颯太が復讐としてセフレ関係を持ちかける、という行動原理には、ある種の一貫性があります。かつて純粋な愛を捧げた相手に、今度は「純粋さを一切排除した関係」を強いる——その心理の複雑さは、文学的に考察し甲斐があります。単なる嫌がらせではなく、瑞稀への未練や執着が裏返った形なのではないか、と予想せずにはいられません。

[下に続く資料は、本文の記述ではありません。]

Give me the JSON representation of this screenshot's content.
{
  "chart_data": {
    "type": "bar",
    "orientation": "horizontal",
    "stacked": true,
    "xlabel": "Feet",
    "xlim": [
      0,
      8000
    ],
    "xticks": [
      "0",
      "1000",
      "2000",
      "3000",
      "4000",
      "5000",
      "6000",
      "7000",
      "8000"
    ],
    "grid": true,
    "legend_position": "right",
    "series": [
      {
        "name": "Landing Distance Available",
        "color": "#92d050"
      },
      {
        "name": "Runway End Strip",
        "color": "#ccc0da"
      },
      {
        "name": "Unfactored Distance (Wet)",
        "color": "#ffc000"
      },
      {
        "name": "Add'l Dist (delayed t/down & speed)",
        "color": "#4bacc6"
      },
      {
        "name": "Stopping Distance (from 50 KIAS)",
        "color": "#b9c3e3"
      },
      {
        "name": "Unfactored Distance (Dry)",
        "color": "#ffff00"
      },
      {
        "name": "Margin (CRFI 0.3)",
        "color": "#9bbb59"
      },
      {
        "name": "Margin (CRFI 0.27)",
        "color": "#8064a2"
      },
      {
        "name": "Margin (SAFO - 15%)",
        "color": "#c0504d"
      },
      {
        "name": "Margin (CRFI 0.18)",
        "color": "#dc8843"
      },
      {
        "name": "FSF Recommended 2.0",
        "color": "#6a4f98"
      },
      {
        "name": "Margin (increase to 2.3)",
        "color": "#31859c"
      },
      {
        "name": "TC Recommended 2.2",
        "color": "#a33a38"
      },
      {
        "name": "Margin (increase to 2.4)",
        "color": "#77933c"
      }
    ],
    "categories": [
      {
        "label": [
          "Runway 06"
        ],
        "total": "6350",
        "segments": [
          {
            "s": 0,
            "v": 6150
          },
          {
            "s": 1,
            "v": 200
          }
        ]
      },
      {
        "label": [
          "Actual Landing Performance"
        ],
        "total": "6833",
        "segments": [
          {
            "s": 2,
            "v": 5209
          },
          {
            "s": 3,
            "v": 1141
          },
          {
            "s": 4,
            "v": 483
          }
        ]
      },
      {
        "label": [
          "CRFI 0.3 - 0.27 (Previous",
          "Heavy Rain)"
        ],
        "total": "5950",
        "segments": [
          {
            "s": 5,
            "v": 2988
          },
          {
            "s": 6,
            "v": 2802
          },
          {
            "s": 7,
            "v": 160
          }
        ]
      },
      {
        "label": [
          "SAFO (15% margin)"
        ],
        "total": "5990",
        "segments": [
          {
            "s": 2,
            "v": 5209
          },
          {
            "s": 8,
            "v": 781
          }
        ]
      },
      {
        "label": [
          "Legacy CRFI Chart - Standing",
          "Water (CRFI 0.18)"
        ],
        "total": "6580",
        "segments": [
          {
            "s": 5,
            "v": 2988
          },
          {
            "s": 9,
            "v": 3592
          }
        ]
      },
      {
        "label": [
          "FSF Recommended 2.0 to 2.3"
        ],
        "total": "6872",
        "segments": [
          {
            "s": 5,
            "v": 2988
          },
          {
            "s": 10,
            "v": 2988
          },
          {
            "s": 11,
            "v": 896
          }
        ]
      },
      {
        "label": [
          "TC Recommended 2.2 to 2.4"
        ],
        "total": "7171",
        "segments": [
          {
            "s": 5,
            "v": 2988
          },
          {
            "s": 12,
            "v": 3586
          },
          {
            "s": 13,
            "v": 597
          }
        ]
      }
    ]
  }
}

瑞稀がこの提案をどう受け止めるのか。罪悪感から受け入れるのか、それともかつての恋心が蘇るのか。二人の関係がどこへ向かうのかは、あらすじからは紡げない物語の核心部分。しかし「失ったはずの恋が、もう一度動き出す」という言葉が示すように、この歪な再出発が、やがて本物の感情を取り戻す過程を描くのではないかと期待しています。

蓮

復讐としてセフレ関係を選ぶ颯太の心理構造が気になって仕方ない。純粋だった愛が歪む過程を、あらすじの行間から想像するだけで胸が痛い。

見どころ

  • 「復讐」の裏に潜む感情の機微:颯太が本当に瑞稀を憎んでいるのか、それとも未練の裏返しなのか。冷たい態度の奥に隠された本心が明かされる瞬間に注目です。
  • 過去と現在が交錯する心理描写:高校時代の純粋な恋愛と、現在の歪な関係。瑞稀の罪悪感と颯太の復讐心が交差するたびに、物語の緊張感が増していくことでしょう。
  • 「セフレ関係」という歪な形から始まる再構築:恋人でもなく、他人でもない。その不安定な関係性の中で、二人の感情がどう変化していくのか。失われた恋が再び動き出す過程が丁寧に描かれることを期待しています。

こんな人におすすめ

  • ✅ 高校時代の初恋が大人になってから再燃する、という切ない恋愛模様が好きな方
  • ✅ すれ違いや行き違いによって壊れた関係が、再び修復されていく過程をじっくり読みたい方
  • ✅ 復讐という冷たい態度の裏に隠された本心や、複雑な心理描写を深く味わいたい方
蓮

……個人的な感情ではなく、構造的な興味として言いたい。純粋だった恋が復讐に変わる過程も、その復讐が再び恋へ戻る過程も、両方描かれるならば、これは相当な名作になり得る。研究対象として、いや文学として、ぜひ読みたい作品だ。